Personal information
- Born: June 25, 1944 (age 82) Baton Rouge, Louisiana, U.S.
- Listed height: 6 ft 2 in (1.88 m)
- Listed weight: 237 lb (108 kg)

Career information
- High school: Baton Rouge
- College: Southern
- NFL draft: 1968: 5th round, 138th overall pick

Career history
- Cincinnati Bengals (1968-1975); St. Louis Cardinals (1976);

Career NFL/AFL statistics
- Fumble recoveries: 8
- Interceptions: 15
- Touchdowns: 3
- Sacks: 8.5
- Stats at Pro Football Reference

= Al Beauchamp =

American football player (born 1944)

Alfred Beauchamp (born June 25, 1944) is an American former professional football player who was a linebacker in the American Football League (AFL) and National Football League (NFL). He played college football for the Southern Jaguars and was chosen in the fifth round (138th overall) of the 1968 NFL/AFL draft by the AFL's expansion Cincinnati Bengals. He signed with the team on June 12, 1968.

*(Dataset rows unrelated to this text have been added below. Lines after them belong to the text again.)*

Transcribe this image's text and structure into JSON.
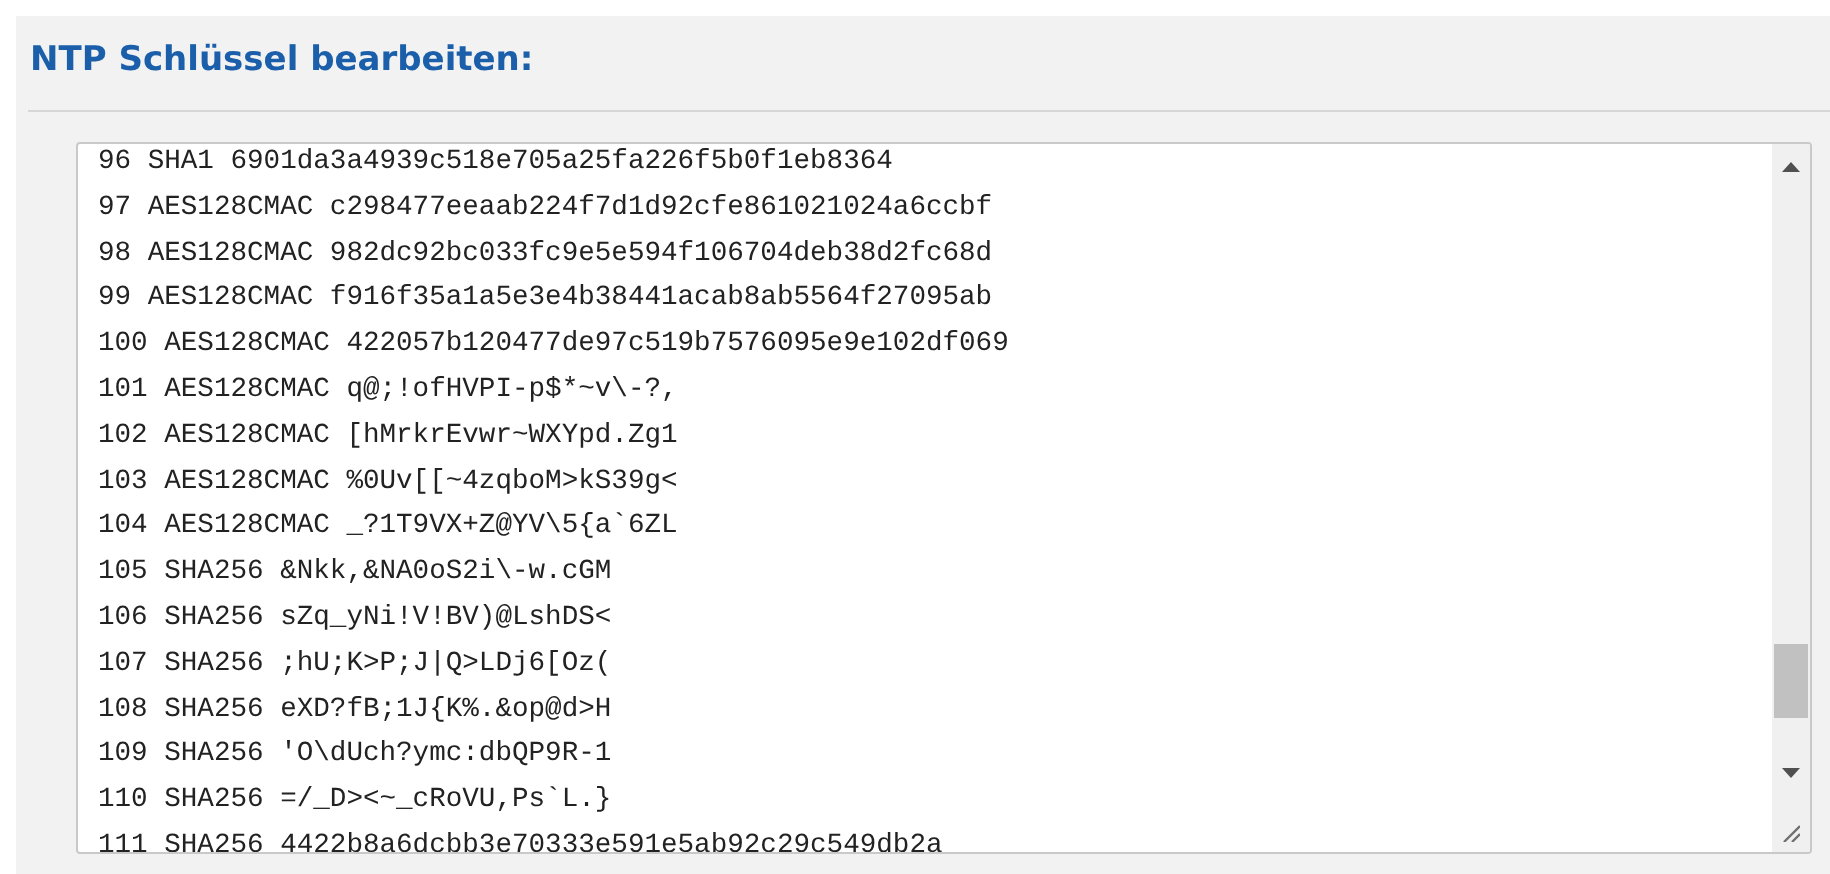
{
  "title": "NTP Schlüssel bearbeiten:",
  "key_list": {
    "lines": [
      "96 SHA1 6901da3a4939c518e705a25fa226f5b0f1eb8364",
      "97 AES128CMAC c298477eeaab224f7d1d92cfe861021024a6ccbf",
      "98 AES128CMAC 982dc92bc033fc9e5e594f106704deb38d2fc68d",
      "99 AES128CMAC f916f35a1a5e3e4b38441acab8ab5564f27095ab",
      "100 AES128CMAC 422057b120477de97c519b7576095e9e102df069",
      "101 AES128CMAC q@;!ofHVPI-p$*~v\\-?,",
      "102 AES128CMAC [hMrkrEvwr~WXYpd.Zg1",
      "103 AES128CMAC %0Uv[[~4zqboM>kS39g<",
      "104 AES128CMAC _?1T9VX+Z@YV\\5{a`6ZL",
      "105 SHA256 &Nkk,&NA0oS2i\\-w.cGM",
      "106 SHA256 sZq_yNi!V!BV)@LshDS<",
      "107 SHA256 ;hU;K>P;J|Q>LDj6[Oz(",
      "108 SHA256 eXD?fB;1J{K%.&op@d>H",
      "109 SHA256 'O\\dUch?ymc:dbQP9R-1",
      "110 SHA256 =/_D><~_cRoVU,Ps`L.}",
      "111 SHA256 4422b8a6dcbb3e70333e591e5ab92c29c549db2a"
    ]
  }
}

In his rookie season of 1968, also the Bengals' first year as a franchise, he played in all 14 Bengals games at linebacker, snaring two interceptions for 35 yards. One of those interceptions resulted in his first career touchdown in a win over the Buffalo Bills as he intercepted a pass and returned it 17 yards for the score.

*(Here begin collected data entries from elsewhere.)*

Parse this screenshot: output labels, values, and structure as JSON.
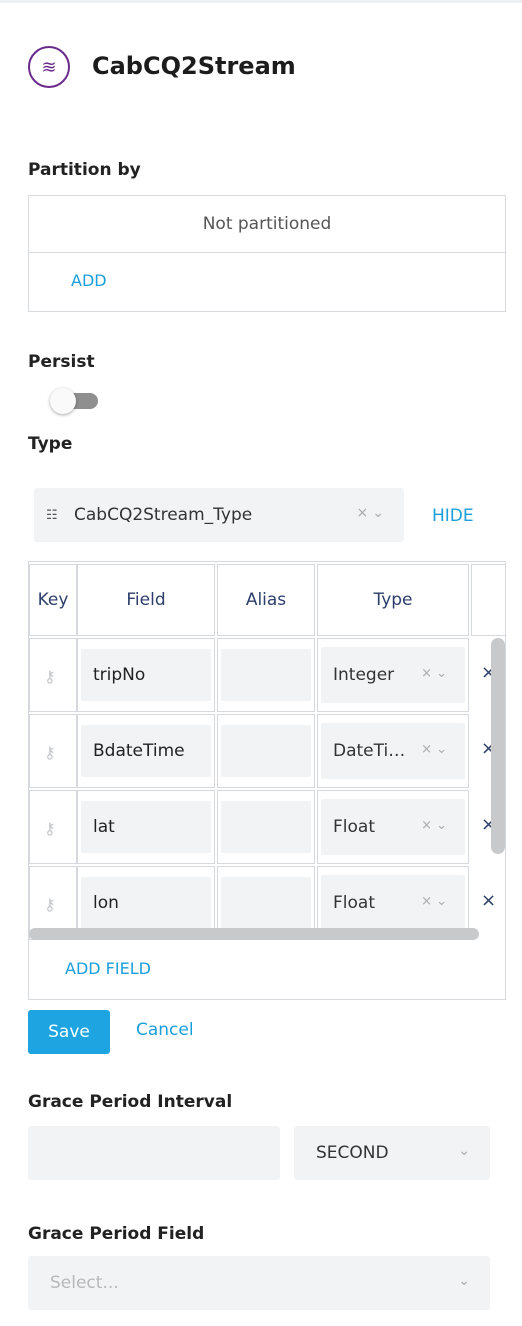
{
  "header": {
    "icon": "stream-icon",
    "title": "CabCQ2Stream"
  },
  "partition": {
    "label": "Partition by",
    "empty_text": "Not partitioned",
    "add_label": "ADD"
  },
  "persist": {
    "label": "Persist",
    "enabled": false
  },
  "type": {
    "label": "Type",
    "selected": "CabCQ2Stream_Type",
    "hide_label": "HIDE",
    "table": {
      "headers": [
        "Key",
        "Field",
        "Alias",
        "Type"
      ],
      "rows": [
        {
          "field": "tripNo",
          "alias": "",
          "type": "Integer"
        },
        {
          "field": "BdateTime",
          "alias": "",
          "type": "DateTi…"
        },
        {
          "field": "lat",
          "alias": "",
          "type": "Float"
        },
        {
          "field": "lon",
          "alias": "",
          "type": "Float"
        }
      ],
      "add_field_label": "ADD FIELD"
    },
    "save_label": "Save",
    "cancel_label": "Cancel"
  },
  "grace_interval": {
    "label": "Grace Period Interval",
    "value": "",
    "unit": "SECOND"
  },
  "grace_field": {
    "label": "Grace Period Field",
    "placeholder": "Select..."
  },
  "colors": {
    "accent": "#1ea4e0",
    "icon_purple": "#6a2a8c",
    "header_text": "#2c3e6b"
  }
}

In 1969, he played in 13 Bengals games. Then, in 1970, the team's first season in the National Football League (NFL), Beauchamp broke into the starting lineup, starting all 14 games and helping leading the Bengals to their first-ever winning record, 8–6, and first title as American Football Conference Central Division champion.

In 1971, he again started all 14 games with a career-high six interceptions that he returned 53 yards, including one touchdown. For the next four seasons, 1972 through 1975, he played in all 56 games, starting 55 of them.

After eight seasons with the Bengals, on June 21, 1976, he was traded to the St. Louis Cardinals for a fourth-round draft pick.

He played his ninth and final season in 1976 for the Cardinals, playing all 14 games. For his nine-year career, he played in 125 games, missing only one game.